Kan kaybı durmuyor / Bilal Meşe
Beşiktaş’ın ‘cengaveri’, ‘nöbetçi’ oyuncusu, kaptanı Necip Uysal’a tek olumsuz laf söyleyen çarpılır valla! Her gelen yeni teknik adam, sıkıştıkları anda can simidi gibi ona sarılıyor… Dün de Tayyip Talha’nın yerine onbirde sahaya çıktı. Beğenirsiniz, beğenmezsiniz, beni bağlamaz, Necip hiç olmazsa yüreğini ortaya koyuyor… Yetmez mi?
Pendik faciası hala sıcaklığını koruyor!
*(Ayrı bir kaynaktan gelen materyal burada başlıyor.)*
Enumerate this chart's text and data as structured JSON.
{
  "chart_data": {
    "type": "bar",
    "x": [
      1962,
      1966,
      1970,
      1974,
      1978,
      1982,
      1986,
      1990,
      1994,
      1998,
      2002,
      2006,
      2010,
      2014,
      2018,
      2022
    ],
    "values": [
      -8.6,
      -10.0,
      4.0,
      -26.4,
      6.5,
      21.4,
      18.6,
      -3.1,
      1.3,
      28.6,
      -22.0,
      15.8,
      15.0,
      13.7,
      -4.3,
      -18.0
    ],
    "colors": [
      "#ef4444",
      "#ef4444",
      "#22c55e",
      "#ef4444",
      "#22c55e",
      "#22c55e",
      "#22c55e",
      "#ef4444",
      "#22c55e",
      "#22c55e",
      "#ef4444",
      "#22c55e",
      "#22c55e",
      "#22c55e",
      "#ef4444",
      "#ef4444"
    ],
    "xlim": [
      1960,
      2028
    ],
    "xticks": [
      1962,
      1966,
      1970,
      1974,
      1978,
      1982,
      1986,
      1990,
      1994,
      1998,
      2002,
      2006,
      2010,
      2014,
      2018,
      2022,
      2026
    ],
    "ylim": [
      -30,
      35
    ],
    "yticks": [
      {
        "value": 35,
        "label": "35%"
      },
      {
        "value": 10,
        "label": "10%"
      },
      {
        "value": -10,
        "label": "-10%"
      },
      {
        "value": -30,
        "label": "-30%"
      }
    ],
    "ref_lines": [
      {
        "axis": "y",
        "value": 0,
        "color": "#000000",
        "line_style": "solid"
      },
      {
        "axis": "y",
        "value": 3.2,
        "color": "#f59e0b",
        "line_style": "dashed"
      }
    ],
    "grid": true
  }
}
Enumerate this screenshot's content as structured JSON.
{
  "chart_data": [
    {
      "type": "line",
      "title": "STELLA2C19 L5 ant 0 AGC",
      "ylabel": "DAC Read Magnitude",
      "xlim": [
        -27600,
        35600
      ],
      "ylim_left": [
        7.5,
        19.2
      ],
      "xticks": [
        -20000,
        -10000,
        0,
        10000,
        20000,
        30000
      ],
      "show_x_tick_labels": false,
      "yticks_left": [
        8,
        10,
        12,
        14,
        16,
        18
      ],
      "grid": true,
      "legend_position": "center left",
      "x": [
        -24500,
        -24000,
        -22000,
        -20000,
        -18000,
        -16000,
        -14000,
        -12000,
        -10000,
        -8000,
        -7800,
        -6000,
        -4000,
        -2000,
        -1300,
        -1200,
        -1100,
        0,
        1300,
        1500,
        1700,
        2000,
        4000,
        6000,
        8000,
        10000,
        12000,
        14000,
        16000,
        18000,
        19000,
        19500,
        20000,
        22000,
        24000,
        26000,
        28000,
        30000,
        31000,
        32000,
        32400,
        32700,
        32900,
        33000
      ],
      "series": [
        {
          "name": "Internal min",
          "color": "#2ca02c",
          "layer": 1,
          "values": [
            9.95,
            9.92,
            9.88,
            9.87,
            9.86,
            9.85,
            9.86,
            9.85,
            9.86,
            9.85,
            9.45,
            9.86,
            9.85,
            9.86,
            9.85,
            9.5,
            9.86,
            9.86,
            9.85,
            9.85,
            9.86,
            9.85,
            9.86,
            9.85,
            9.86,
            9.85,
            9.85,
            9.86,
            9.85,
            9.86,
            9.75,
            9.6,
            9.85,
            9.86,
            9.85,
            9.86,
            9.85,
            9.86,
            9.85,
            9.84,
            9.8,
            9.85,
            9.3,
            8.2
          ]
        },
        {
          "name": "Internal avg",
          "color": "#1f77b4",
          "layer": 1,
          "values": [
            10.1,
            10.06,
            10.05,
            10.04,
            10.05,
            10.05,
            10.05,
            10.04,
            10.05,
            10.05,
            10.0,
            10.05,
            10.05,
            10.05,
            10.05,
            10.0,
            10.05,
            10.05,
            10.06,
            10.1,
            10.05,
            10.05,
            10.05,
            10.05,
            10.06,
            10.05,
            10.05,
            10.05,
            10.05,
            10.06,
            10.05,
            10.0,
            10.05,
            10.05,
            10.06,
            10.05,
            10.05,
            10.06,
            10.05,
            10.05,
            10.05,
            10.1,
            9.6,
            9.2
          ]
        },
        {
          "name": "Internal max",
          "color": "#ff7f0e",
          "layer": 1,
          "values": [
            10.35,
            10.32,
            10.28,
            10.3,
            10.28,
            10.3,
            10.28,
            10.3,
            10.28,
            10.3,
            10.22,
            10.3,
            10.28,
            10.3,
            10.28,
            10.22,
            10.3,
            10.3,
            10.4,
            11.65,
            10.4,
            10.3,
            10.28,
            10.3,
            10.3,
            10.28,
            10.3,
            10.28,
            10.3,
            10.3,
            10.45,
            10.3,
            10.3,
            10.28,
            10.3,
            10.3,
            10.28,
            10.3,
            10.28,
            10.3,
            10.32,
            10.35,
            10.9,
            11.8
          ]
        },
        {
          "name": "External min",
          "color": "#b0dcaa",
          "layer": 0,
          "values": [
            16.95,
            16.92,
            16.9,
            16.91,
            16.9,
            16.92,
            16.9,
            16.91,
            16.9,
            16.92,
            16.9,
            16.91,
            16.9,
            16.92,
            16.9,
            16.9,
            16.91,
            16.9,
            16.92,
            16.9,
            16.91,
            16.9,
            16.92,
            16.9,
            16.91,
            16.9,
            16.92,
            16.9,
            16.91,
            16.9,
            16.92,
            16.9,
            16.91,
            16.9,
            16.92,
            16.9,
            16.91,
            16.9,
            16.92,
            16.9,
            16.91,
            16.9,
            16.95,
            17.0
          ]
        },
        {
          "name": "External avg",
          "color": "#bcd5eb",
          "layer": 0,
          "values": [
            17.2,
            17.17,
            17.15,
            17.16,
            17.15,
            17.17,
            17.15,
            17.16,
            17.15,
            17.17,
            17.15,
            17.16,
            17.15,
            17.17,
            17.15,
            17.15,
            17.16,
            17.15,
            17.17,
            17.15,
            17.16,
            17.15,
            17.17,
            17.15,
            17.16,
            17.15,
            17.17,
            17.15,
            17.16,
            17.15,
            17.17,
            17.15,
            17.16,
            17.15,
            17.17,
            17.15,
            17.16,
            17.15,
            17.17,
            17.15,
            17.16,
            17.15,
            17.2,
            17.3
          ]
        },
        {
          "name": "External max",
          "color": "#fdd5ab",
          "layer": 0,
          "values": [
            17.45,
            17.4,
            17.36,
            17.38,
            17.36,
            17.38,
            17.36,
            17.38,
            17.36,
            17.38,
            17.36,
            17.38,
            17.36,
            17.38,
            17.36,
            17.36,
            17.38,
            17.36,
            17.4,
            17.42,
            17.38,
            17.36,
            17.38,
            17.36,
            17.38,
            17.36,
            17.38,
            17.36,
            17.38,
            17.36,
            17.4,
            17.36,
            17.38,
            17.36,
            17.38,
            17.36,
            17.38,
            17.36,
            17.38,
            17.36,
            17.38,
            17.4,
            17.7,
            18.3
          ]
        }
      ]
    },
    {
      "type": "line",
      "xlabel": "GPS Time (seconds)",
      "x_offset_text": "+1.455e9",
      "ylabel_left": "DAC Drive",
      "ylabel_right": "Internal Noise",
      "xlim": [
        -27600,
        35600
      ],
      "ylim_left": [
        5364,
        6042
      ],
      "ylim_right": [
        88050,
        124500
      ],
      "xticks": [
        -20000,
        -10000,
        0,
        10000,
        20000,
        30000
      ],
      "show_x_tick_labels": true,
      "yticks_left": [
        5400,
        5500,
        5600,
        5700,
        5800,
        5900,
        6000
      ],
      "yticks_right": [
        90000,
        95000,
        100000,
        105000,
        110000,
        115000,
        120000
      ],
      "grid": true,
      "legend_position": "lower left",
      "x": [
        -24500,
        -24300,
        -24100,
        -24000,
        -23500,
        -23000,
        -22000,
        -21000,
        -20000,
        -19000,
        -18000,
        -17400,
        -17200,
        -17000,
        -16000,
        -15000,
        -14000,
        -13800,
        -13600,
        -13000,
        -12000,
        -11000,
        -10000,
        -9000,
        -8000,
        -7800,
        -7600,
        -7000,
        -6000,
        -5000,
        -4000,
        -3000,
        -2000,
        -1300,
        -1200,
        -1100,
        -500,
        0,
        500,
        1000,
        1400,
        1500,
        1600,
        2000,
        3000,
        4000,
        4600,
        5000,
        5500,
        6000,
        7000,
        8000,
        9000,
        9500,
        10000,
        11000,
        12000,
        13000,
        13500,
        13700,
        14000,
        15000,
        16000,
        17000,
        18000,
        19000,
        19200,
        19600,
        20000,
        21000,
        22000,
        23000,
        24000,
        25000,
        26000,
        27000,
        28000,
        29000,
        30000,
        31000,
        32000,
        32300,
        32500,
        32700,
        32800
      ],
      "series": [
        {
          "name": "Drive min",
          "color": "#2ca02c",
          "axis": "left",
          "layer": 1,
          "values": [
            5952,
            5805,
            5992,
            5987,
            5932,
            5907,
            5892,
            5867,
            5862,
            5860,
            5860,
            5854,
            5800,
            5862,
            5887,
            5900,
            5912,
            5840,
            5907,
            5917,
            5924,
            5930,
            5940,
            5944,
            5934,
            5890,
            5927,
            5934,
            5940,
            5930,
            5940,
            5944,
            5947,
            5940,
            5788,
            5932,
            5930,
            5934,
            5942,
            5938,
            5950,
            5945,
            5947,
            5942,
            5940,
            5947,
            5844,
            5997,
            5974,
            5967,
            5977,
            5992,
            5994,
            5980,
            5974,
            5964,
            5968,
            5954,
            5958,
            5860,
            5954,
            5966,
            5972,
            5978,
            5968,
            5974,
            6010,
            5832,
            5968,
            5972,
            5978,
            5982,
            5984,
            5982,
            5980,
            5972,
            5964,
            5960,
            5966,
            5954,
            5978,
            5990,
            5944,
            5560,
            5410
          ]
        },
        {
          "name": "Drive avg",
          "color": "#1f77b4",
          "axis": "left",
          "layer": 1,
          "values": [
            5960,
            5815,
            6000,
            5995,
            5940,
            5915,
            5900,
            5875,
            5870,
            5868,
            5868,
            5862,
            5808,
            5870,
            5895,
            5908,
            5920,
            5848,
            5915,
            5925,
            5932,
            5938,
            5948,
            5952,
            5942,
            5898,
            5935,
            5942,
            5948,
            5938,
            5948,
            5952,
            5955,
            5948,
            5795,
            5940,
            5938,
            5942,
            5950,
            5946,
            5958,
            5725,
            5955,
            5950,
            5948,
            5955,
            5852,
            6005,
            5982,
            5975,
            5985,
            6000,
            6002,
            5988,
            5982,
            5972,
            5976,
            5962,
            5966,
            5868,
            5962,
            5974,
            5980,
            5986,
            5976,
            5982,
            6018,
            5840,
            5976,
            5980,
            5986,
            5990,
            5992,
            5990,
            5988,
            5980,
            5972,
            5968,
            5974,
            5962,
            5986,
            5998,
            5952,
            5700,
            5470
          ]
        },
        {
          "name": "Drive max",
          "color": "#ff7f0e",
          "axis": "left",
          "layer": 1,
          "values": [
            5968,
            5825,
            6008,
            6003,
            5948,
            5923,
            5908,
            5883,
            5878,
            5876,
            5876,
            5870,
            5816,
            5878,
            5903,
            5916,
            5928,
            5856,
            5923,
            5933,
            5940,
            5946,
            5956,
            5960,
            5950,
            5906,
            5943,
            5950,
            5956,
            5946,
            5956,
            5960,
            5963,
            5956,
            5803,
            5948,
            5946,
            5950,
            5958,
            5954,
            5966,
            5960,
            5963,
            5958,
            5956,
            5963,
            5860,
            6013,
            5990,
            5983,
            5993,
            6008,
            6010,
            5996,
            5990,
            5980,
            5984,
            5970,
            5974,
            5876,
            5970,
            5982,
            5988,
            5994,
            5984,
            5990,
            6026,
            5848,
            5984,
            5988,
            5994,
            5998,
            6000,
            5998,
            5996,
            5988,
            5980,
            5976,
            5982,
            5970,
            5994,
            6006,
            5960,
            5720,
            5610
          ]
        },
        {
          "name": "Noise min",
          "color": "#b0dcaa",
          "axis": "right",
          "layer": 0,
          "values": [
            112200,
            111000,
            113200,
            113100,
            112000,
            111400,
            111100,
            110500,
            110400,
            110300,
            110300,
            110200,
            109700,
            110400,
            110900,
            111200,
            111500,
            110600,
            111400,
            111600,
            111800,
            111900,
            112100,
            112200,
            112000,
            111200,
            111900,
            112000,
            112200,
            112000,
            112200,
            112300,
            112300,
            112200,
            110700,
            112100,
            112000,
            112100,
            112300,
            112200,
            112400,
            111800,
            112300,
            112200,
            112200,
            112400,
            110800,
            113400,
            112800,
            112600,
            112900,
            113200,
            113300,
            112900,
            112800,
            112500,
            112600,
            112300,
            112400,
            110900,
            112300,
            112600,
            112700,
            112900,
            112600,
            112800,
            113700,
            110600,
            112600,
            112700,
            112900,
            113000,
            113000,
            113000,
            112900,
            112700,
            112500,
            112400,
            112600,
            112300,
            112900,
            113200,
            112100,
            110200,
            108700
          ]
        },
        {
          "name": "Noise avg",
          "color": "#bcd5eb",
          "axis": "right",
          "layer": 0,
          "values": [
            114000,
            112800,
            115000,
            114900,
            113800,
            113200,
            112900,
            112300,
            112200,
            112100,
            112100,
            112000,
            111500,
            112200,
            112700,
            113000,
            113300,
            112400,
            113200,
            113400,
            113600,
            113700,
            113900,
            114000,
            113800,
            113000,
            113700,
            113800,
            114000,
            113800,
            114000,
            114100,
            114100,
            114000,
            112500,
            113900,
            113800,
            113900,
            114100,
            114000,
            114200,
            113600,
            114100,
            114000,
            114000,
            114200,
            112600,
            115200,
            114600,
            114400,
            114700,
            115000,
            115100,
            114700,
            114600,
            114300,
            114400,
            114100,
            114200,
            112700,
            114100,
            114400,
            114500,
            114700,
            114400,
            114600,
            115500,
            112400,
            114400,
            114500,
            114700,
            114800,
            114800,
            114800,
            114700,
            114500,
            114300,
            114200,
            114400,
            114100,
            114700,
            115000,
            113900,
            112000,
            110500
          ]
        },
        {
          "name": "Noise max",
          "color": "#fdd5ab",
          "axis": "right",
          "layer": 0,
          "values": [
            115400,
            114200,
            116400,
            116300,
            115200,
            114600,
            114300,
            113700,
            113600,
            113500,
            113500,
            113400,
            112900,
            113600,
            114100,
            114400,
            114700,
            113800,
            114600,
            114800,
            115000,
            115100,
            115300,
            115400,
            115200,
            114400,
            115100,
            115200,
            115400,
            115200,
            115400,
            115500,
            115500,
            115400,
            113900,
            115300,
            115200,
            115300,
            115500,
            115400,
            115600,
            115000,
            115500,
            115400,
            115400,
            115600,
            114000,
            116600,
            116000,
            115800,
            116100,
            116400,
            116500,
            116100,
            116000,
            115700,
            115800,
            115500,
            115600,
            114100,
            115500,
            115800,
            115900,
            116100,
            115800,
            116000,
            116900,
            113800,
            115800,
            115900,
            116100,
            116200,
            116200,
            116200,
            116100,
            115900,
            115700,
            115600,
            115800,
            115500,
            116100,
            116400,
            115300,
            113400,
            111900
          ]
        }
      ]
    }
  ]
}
Kuşkusuz bu yenilgi oyuncuları çok etkilemiş… Bunun izlerini dünkü maçta fazlasıyla gözlemledik.
Buna karşın, Adana Demirspor karşısında Kartal’ı biraz daha iştahlı ve arzulu gördük… Üretim mi, tabi ki var, ama o meşin yuvarlağı filelere gönderecek krampon yok! Örnek Cenk Tosun, Rachica, Semih ve Tayfun; denediler, beceremediler! Orta hakem Atilla Karaoğlan FIFA kokartlı, yardımcıları da… Yusuf Barasi’yi çift sarıdan atması doğru, keza çıkardığı kartlar da. Peki, Rachica’nın topla cezaalanına girdiği anda Michut tarafından omuzundan çekilerek yere indirilmesine ne diyeceğiz? Buz gibi penaltı, üstelik Karaoğlan’ın gözünün önünde… Oyunu durdurdu, kulaklığını dinledi, “devam” dedi. Hadi ordan… VAR’ın bir uyarısı var mı, yok mu, bizce karanlık! Alooo İlker Coşkun!
Konuk takımın on kişi kalmasından sonra oyunu tek kaleye çeviren Beşiktaş, yüklendiği anlarda sürekli duvara çarpıp geri döndü! 68’de Semih kalabalık savunmanın arasına daldı, sert vurdu, top üst direkte patladı.Yahu tam tamına 47 dakika on kişi oynayan konuk takımı yenemiyorsanız, bunun adına şansızlık falan demeyin, beceriksizliktir arkadaş! 90’da kaçan golü gördünüz mü. Rebiç soldan kesti, Muleka kafasıyla dokundu, Cenk geç kaldı!Kartal, her geçen gün kan kaybetmeye devam ediyor. Lig treni çoktan kaçtı. Önde bir hedef kaldı… Türkiye Kupası olur mu? Bence çok zor, inşallah yanılırım!